Sometimes when I hit a bump in the road, mental health wise, I am blindsided. Sometimes I’ll have been perfectly happy a mere 24 hours earlier, only to fall into a 3 week slump for no reason at all. This slump however, I saw coming on. 2017 has been kind of a difficult year with a lot going on, and despite my best efforts to stop it, the anxiety train was headed full speed ahead at me and there was nothing I could do. It’s like an out of body experience, watching your thought processes spin wildly off kilter as the laws of rationality are suddenly out of your reach. All of these words and situations, and frankly, nothingness, came to an epic bubbling over as I sat parked in front of a stranger’s home in Nowhere, Kentucky, hyperventilating so violently that I had lost peripheral vision and was moments from fainting. A part of me says, that is crazy, you are crazy. But, I’m not, and neither are you if you’ve ever felt the same.
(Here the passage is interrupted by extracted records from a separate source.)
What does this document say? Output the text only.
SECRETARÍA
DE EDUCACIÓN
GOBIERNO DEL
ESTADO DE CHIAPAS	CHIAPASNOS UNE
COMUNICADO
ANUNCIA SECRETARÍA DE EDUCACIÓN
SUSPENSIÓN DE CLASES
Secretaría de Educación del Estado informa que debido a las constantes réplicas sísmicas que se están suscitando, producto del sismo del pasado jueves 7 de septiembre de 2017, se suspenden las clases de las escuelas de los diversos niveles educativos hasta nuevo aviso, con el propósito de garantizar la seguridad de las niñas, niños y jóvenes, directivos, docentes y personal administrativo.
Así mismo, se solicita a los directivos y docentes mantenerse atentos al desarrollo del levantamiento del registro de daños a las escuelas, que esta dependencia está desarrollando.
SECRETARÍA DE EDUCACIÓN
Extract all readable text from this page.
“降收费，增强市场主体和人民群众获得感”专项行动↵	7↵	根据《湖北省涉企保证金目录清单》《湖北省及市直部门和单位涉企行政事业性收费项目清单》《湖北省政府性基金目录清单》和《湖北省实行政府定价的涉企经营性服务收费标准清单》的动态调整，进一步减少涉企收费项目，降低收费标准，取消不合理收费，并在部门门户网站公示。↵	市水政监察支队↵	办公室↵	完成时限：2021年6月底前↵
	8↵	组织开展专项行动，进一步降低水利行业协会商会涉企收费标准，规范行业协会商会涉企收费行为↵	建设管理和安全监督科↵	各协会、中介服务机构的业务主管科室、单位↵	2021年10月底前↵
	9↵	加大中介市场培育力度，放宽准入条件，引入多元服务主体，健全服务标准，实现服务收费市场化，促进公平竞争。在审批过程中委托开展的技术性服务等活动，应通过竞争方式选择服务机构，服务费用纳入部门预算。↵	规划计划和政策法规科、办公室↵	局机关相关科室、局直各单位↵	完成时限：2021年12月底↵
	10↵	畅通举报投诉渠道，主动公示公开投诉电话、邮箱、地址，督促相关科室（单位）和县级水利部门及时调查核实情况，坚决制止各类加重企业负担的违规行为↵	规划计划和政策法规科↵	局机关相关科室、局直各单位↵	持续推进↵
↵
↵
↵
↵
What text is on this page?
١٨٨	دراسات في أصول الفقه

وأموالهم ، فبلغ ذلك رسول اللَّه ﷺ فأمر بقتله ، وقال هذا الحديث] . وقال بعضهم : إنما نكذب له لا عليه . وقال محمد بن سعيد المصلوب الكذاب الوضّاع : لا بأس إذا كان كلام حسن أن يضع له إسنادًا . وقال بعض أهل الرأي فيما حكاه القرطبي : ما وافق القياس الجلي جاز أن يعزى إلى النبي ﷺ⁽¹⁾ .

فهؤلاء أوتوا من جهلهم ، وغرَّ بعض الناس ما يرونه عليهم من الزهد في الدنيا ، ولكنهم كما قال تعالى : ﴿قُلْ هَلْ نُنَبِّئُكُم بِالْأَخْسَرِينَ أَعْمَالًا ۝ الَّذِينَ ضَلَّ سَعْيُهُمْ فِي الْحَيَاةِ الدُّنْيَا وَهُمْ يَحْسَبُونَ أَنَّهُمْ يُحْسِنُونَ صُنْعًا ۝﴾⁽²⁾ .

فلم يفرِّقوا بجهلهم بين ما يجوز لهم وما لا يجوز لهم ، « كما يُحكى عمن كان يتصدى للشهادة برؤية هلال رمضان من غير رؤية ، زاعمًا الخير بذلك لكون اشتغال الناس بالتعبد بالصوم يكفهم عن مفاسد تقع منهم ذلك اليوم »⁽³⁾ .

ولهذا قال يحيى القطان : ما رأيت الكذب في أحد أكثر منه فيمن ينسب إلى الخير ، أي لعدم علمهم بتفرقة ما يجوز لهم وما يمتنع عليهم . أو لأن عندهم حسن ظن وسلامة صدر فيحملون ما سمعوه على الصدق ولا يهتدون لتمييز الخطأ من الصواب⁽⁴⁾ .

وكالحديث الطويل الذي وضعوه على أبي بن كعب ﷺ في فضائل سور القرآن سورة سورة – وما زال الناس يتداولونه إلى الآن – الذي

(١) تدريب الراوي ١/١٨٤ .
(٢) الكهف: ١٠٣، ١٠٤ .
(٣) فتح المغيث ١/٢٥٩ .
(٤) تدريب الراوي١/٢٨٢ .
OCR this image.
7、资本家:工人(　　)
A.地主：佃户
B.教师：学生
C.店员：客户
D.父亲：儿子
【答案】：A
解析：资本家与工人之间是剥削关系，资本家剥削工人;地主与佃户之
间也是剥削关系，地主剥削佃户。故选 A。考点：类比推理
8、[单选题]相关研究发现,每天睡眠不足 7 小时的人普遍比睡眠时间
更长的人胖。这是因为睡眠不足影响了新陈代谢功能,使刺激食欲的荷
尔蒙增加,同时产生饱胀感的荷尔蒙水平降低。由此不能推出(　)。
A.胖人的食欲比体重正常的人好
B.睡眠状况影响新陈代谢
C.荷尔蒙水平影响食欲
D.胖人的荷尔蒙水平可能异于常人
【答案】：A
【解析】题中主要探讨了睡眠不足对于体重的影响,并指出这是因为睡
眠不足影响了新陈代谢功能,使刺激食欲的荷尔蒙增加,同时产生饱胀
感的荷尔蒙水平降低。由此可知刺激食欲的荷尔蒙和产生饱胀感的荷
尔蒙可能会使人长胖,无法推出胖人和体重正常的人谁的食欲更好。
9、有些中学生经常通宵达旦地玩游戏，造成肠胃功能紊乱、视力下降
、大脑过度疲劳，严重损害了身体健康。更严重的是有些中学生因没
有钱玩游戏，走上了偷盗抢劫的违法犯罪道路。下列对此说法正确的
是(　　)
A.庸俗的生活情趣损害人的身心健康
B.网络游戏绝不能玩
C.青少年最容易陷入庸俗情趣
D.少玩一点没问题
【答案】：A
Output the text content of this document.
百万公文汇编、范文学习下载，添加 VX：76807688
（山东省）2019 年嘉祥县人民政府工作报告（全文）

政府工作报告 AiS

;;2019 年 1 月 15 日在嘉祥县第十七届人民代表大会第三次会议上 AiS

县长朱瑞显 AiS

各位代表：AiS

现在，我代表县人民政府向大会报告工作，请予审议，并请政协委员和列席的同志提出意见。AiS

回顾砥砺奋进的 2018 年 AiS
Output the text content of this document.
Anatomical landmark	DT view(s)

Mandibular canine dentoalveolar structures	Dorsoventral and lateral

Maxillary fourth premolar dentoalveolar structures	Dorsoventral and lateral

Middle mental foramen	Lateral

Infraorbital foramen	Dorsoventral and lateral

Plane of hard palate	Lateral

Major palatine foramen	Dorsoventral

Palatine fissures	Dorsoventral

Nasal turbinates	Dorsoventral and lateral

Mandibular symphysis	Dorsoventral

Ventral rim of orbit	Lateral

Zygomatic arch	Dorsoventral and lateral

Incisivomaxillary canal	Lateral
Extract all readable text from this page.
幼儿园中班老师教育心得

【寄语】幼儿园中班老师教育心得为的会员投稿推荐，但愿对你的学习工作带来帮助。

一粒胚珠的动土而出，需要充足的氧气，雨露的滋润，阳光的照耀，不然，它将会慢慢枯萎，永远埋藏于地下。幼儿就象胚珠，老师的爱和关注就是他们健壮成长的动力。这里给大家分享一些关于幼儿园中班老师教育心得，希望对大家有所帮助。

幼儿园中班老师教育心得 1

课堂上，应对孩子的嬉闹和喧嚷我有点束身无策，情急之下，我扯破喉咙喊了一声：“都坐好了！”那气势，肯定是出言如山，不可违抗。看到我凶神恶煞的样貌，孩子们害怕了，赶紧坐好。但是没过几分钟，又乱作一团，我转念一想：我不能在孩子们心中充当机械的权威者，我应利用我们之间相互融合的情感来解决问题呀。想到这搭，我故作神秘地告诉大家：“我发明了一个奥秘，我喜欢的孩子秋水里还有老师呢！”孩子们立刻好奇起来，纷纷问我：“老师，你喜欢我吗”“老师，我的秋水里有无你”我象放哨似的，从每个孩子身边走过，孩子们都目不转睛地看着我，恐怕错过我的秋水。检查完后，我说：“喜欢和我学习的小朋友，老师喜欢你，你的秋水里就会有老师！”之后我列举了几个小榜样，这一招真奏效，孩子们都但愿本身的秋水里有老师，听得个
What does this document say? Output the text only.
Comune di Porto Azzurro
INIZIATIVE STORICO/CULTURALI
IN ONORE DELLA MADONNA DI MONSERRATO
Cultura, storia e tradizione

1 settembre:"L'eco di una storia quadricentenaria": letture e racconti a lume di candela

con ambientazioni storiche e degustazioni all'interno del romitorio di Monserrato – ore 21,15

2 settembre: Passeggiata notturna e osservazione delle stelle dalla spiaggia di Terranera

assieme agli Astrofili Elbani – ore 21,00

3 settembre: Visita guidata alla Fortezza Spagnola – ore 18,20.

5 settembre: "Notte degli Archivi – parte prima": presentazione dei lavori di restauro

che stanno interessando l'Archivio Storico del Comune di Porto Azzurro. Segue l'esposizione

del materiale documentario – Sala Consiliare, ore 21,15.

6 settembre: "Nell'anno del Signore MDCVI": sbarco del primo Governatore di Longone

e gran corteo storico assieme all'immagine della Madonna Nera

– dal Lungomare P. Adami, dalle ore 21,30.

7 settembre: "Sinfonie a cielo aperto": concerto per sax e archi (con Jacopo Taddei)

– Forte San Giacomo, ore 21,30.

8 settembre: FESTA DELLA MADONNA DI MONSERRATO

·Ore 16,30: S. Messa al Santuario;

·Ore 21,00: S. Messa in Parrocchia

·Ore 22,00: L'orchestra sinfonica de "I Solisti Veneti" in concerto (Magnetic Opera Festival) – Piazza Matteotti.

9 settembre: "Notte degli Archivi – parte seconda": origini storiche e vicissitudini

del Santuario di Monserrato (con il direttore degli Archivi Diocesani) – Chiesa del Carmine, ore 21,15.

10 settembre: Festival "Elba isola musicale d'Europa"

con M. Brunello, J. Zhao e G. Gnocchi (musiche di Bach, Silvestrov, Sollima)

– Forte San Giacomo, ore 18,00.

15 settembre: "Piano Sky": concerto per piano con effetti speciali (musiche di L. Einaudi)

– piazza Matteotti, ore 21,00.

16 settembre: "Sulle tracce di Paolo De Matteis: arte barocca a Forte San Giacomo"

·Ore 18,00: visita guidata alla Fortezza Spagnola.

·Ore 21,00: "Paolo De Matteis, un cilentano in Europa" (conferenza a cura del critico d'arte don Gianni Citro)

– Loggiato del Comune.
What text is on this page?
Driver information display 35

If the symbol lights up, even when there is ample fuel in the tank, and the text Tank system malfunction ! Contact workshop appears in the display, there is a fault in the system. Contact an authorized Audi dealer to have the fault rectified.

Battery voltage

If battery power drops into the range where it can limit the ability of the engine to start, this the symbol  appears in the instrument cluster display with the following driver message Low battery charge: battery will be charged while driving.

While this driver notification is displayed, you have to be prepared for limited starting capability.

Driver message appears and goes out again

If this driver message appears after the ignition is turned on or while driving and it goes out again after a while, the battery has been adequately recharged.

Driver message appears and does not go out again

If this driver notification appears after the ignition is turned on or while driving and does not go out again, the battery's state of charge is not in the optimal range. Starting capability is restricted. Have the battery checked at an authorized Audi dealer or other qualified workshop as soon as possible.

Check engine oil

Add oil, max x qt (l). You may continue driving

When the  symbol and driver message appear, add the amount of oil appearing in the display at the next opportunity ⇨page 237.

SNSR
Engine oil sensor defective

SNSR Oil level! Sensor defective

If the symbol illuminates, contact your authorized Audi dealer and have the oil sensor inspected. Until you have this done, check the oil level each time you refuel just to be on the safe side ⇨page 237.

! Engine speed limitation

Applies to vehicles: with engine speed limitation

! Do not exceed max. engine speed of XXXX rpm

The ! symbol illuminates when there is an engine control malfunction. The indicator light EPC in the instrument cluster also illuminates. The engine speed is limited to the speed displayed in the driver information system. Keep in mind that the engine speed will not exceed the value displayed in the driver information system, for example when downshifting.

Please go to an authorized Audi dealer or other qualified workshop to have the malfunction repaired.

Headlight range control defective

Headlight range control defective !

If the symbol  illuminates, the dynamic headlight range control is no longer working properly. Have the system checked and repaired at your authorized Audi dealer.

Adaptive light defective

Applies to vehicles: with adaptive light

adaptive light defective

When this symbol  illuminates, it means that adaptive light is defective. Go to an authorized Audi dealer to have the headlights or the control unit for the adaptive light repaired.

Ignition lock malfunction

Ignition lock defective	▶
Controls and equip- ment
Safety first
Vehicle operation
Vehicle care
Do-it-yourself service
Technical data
So yeah, it happened. It hit me like a freight train, the same one that’s hit me head on time and time again for as long as I can remember. But, don’t lose hope. The older I get, the more I learn about how to cope with this struggle. Crazily enough, over the years, this panic has fostered some art that I’m proud of, an openness that is out of character for me, and some really special relationships. These days, I feel better equipped to handle my fears, to push through the occasional darkness, and to lean on people who have definitely put in the work to understand and support me. Thank you, so so much, for being there. 

To end this, I want you to know that I’m on the up and up. Realizing that I’ve been in a slump is the starting point to doing something about it. If you’re also struggling, that struggle is temporary. Everyone is different, so try and figure out what best snaps you out of it. Maybe it’s talking to someone: a parent, a friend, a partner… a doctor or counselor. Maybe it’s exercise or reading. Maybe it’s eating healthy or spending more time in social settings. Maybe it’s medicine for a little while, and that’s nothing to be ashamed of. Maybe, plain and simple, it’s taking some time for yourself, to heal, recuperate, and build defenses against what are often just our own demons. Whatever it is, I have faith that you’ll emerge on the other side, bright eyed and bushy tailed, ready to face life head on.